Published on May 14th, 2015 | by Roger Chu
Are Wearables Violating HIPAA?
With the development of wearable technologies such as the Nike Fuel Band, Fitbit, and Apple Watch, consumers suddenly have more options to monitor their fitness performance than ever before. These devices are also making inroads into medicine as physicians begin to experiment with using Google Glass to connect ER doctors to specialists in order to reduce patients’ wait times.
Whether it’s for the weight room or the emergency room, manufacturers and software developers are collaborating to draw health further into the digital realm.
And the way these devices capture data poses serious privacy and security issues to individually-identifiable health information that must be addressed.
Real world privacy concerns
The central challenge devices such as Google Glass and Jawbone UP pose stems from the fact that they employ cloud-based data storage.
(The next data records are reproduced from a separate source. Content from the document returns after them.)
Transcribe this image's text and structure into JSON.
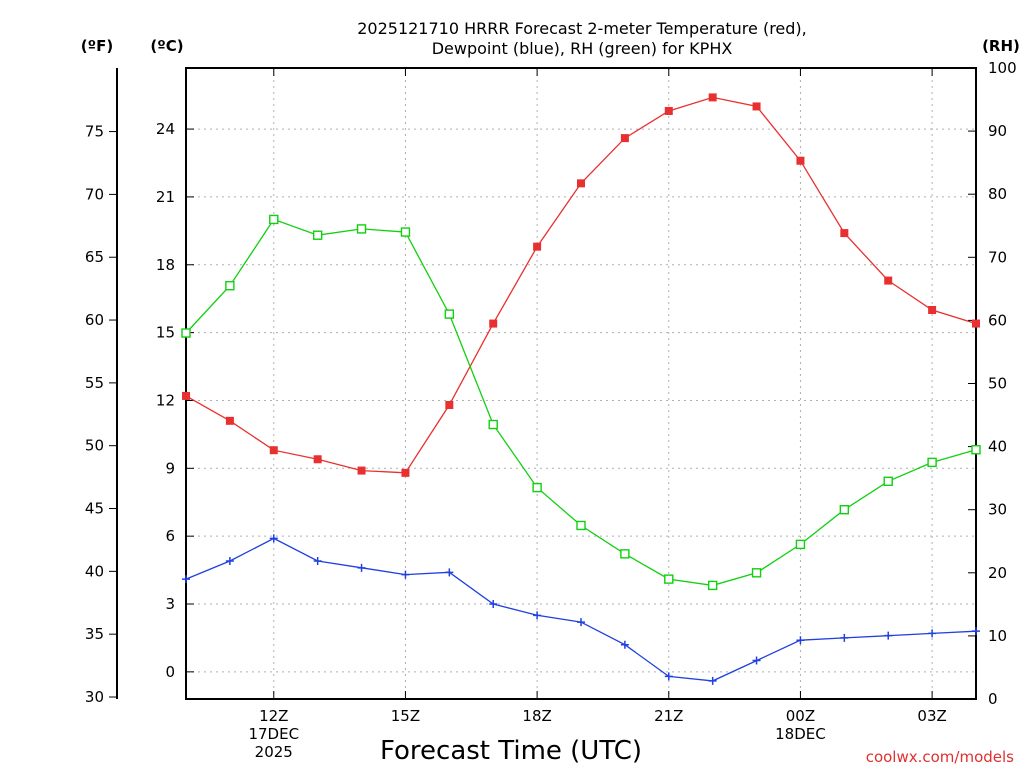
{
  "chart_data": {
    "type": "line",
    "title_lines": [
      "2025121710 HRRR Forecast 2-meter Temperature (red),",
      "Dewpoint (blue), RH (green) for KPHX"
    ],
    "unit_labels": {
      "fahrenheit": "(ºF)",
      "celsius": "(ºC)",
      "rh": "(RH)"
    },
    "xlabel": "Forecast Time (UTC)",
    "credit": "coolwx.com/models",
    "x_hours": [
      10,
      11,
      12,
      13,
      14,
      15,
      16,
      17,
      18,
      19,
      20,
      21,
      22,
      23,
      24,
      25,
      26,
      27,
      28
    ],
    "xlim": [
      10,
      28
    ],
    "x_ticks": [
      {
        "hour": 12,
        "lines": [
          "12Z",
          "17DEC",
          "2025"
        ]
      },
      {
        "hour": 15,
        "lines": [
          "15Z"
        ]
      },
      {
        "hour": 18,
        "lines": [
          "18Z"
        ]
      },
      {
        "hour": 21,
        "lines": [
          "21Z"
        ]
      },
      {
        "hour": 24,
        "lines": [
          "00Z",
          "18DEC"
        ]
      },
      {
        "hour": 27,
        "lines": [
          "03Z"
        ]
      }
    ],
    "celsius_axis": {
      "range": [
        -1.2,
        26.7
      ],
      "ticks": [
        0,
        3,
        6,
        9,
        12,
        15,
        18,
        21,
        24
      ]
    },
    "fahrenheit_axis": {
      "ticks": [
        30,
        35,
        40,
        45,
        50,
        55,
        60,
        65,
        70,
        75
      ]
    },
    "rh_axis": {
      "range": [
        0,
        100
      ],
      "ticks": [
        0,
        10,
        20,
        30,
        40,
        50,
        60,
        70,
        80,
        90,
        100
      ]
    },
    "series": [
      {
        "name": "2-meter Temperature",
        "axis": "celsius",
        "color": "#e83030",
        "marker": "filled-square",
        "values": [
          12.2,
          11.1,
          9.8,
          9.4,
          8.9,
          8.8,
          11.8,
          15.4,
          18.8,
          21.6,
          23.6,
          24.8,
          25.4,
          25.0,
          22.6,
          19.4,
          17.3,
          16.0,
          15.4
        ]
      },
      {
        "name": "Dewpoint",
        "axis": "celsius",
        "color": "#2040e0",
        "marker": "plus",
        "values": [
          4.1,
          4.9,
          5.9,
          4.9,
          4.6,
          4.3,
          4.4,
          3.0,
          2.5,
          2.2,
          1.2,
          -0.2,
          -0.4,
          0.5,
          1.4,
          1.5,
          1.6,
          1.7,
          1.8
        ]
      },
      {
        "name": "RH",
        "axis": "rh",
        "color": "#10d010",
        "marker": "open-square",
        "values": [
          58,
          65.5,
          76,
          73.5,
          74.5,
          74,
          61,
          43.5,
          33.5,
          27.5,
          23,
          19,
          18,
          20,
          24.5,
          30,
          34.5,
          37.5,
          39.5
        ]
      }
    ]
  }
}
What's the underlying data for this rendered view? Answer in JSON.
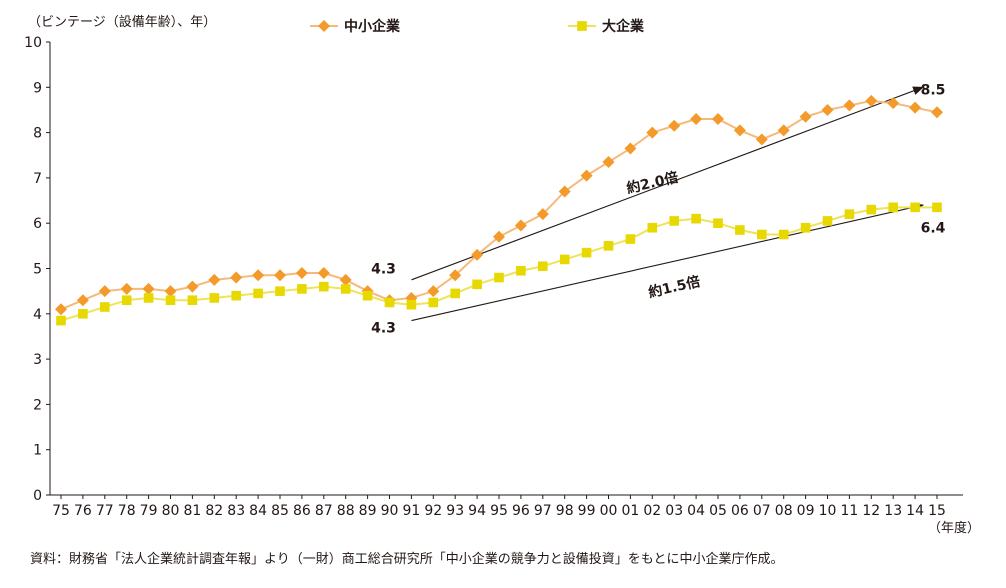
{
  "chart_data": {
    "type": "line",
    "ylabel": "（ビンテージ（設備年齢）、年）",
    "xunit": "（年度）",
    "ylim": [
      0,
      10
    ],
    "yticks": [
      0,
      1,
      2,
      3,
      4,
      5,
      6,
      7,
      8,
      9,
      10
    ],
    "categories": [
      "75",
      "76",
      "77",
      "78",
      "79",
      "80",
      "81",
      "82",
      "83",
      "84",
      "85",
      "86",
      "87",
      "88",
      "89",
      "90",
      "91",
      "92",
      "93",
      "94",
      "95",
      "96",
      "97",
      "98",
      "99",
      "00",
      "01",
      "02",
      "03",
      "04",
      "05",
      "06",
      "07",
      "08",
      "09",
      "10",
      "11",
      "12",
      "13",
      "14",
      "15"
    ],
    "series": [
      {
        "name": "中小企業",
        "color": "#f39a2b",
        "line_color": "#f6b97a",
        "marker": "diamond",
        "values": [
          4.1,
          4.3,
          4.5,
          4.55,
          4.55,
          4.5,
          4.6,
          4.75,
          4.8,
          4.85,
          4.85,
          4.9,
          4.9,
          4.75,
          4.5,
          4.3,
          4.35,
          4.5,
          4.85,
          5.3,
          5.7,
          5.95,
          6.2,
          6.7,
          7.05,
          7.35,
          7.65,
          8.0,
          8.15,
          8.3,
          8.3,
          8.05,
          7.85,
          8.05,
          8.35,
          8.5,
          8.6,
          8.7,
          8.65,
          8.55,
          8.45
        ]
      },
      {
        "name": "大企業",
        "color": "#e6d800",
        "line_color": "#ede45a",
        "marker": "square",
        "values": [
          3.85,
          4.0,
          4.15,
          4.3,
          4.35,
          4.3,
          4.3,
          4.35,
          4.4,
          4.45,
          4.5,
          4.55,
          4.6,
          4.55,
          4.4,
          4.25,
          4.2,
          4.25,
          4.45,
          4.65,
          4.8,
          4.95,
          5.05,
          5.2,
          5.35,
          5.5,
          5.65,
          5.9,
          6.05,
          6.1,
          6.0,
          5.85,
          5.75,
          5.75,
          5.9,
          6.05,
          6.2,
          6.3,
          6.35,
          6.35,
          6.35
        ]
      }
    ],
    "annotations": [
      {
        "text": "4.3",
        "x": "90",
        "y": 5.0,
        "role": "start-label-sme"
      },
      {
        "text": "4.3",
        "x": "90",
        "y": 3.7,
        "role": "start-label-large"
      },
      {
        "text": "8.5",
        "x": "15",
        "y": 8.95,
        "role": "end-label-sme"
      },
      {
        "text": "6.4",
        "x": "15",
        "y": 5.9,
        "role": "end-label-large"
      },
      {
        "text": "約2.0倍",
        "x": "02",
        "y": 6.9,
        "role": "ratio-sme"
      },
      {
        "text": "約1.5倍",
        "x": "03",
        "y": 4.6,
        "role": "ratio-large"
      }
    ],
    "arrows": [
      {
        "from": [
          "90",
          4.75
        ],
        "to": [
          "15",
          9.0
        ]
      },
      {
        "from": [
          "90",
          3.85
        ],
        "to": [
          "15",
          6.4
        ]
      }
    ]
  },
  "source_note": "資料：財務省「法人企業統計調査年報」より（一財）商工総合研究所「中小企業の競争力と設備投資」をもとに中小企業庁作成。"
}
By purchasing these products, customers agree to a company’s Terms of Service, and in some cases, these terms can be fairly permissive in what they allow companies to do with that data.
According to Google Glass’s current Terms of Sale, for instance, the product falls under the company’s general Terms of Service. Although these grant the user intellectual property rights over data they store on Google servers, the company can still reproduce, modify, publicly display, distribute, and generally use this data to promote and enhance existing products and create new ones.